You could save some code by not retrieving the properties into local variables first, but using the properties as defaults directly:

Move (ReadString(hoIni, "Database Login", "Server",   psServer(Self)))   to sServer
Move (ReadString(hoIni, "Database Login", "Login",    psLogin(Self)))    to sLogin
Move (ReadString(hoIni, "Database Login", "Password", psPassword(Self))) to sPW
Move (ReadString(hoIni, "Database Login", "Driver",   psDriver(Self)))   to sDrv
Move (ReadString(hoIni, "Database Login", "Database", psDatabase(Self))) to sDB
Move (ReadString(hoIni, "Database Login", "DoLogin",  pbDoLogin(Self)))  to bLogin

Or even dispense with the local variables completely:

Set psServer   to (ReadString(hoIni, "Database Login", "Server",   psServer(Self)))
Set psLogin    to (ReadString(hoIni, "Database Login", "Login",    psLogin(Self)))
Set psPassword to (ReadString(hoIni, "Database Login", "Password", psPassword(Self)))
Set psDriver   to (ReadString(hoIni, "Database Login", "Driver",   psDriver(Self)))
Set psDatabase to (ReadString(hoIni, "Database Login", "Database", psDatabase(Self)))
Set pbDoLogin  to (ReadString(hoIni, "Database Login", "DoLogin",  pbDoLogin(Self)))

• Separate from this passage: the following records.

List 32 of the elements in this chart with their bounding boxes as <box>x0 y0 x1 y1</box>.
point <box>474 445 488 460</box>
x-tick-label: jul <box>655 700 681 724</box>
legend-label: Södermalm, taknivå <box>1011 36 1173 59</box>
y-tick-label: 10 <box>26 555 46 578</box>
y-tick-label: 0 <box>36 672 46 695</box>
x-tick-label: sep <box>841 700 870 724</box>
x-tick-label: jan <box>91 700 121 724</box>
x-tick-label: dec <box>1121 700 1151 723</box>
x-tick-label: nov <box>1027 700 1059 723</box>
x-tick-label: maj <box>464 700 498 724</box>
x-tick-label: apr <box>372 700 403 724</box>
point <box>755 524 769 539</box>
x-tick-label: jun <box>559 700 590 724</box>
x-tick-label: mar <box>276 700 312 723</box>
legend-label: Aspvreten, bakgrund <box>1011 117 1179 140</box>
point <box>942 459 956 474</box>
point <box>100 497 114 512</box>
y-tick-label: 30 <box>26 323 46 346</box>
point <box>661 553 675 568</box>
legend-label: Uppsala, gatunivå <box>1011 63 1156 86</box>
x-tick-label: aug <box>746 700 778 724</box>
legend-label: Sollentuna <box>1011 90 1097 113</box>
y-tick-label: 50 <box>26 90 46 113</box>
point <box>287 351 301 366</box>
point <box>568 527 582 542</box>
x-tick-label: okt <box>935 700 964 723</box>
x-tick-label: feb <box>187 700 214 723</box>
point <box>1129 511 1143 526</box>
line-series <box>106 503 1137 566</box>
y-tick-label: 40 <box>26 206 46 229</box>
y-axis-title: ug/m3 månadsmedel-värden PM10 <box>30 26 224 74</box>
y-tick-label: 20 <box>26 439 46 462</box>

But some might consider that a bridge too far!

Summary

The cIniFile has other methods as well: it can write as well as read (WriteString, DeleteKey and DeleteSection) and can dynamically determine the contents of the file (ReadSections, ReadSection, SectionExists and KeyExists) - see the VDF Help for full information - but the ReadString method is the one you will need in most circumstances.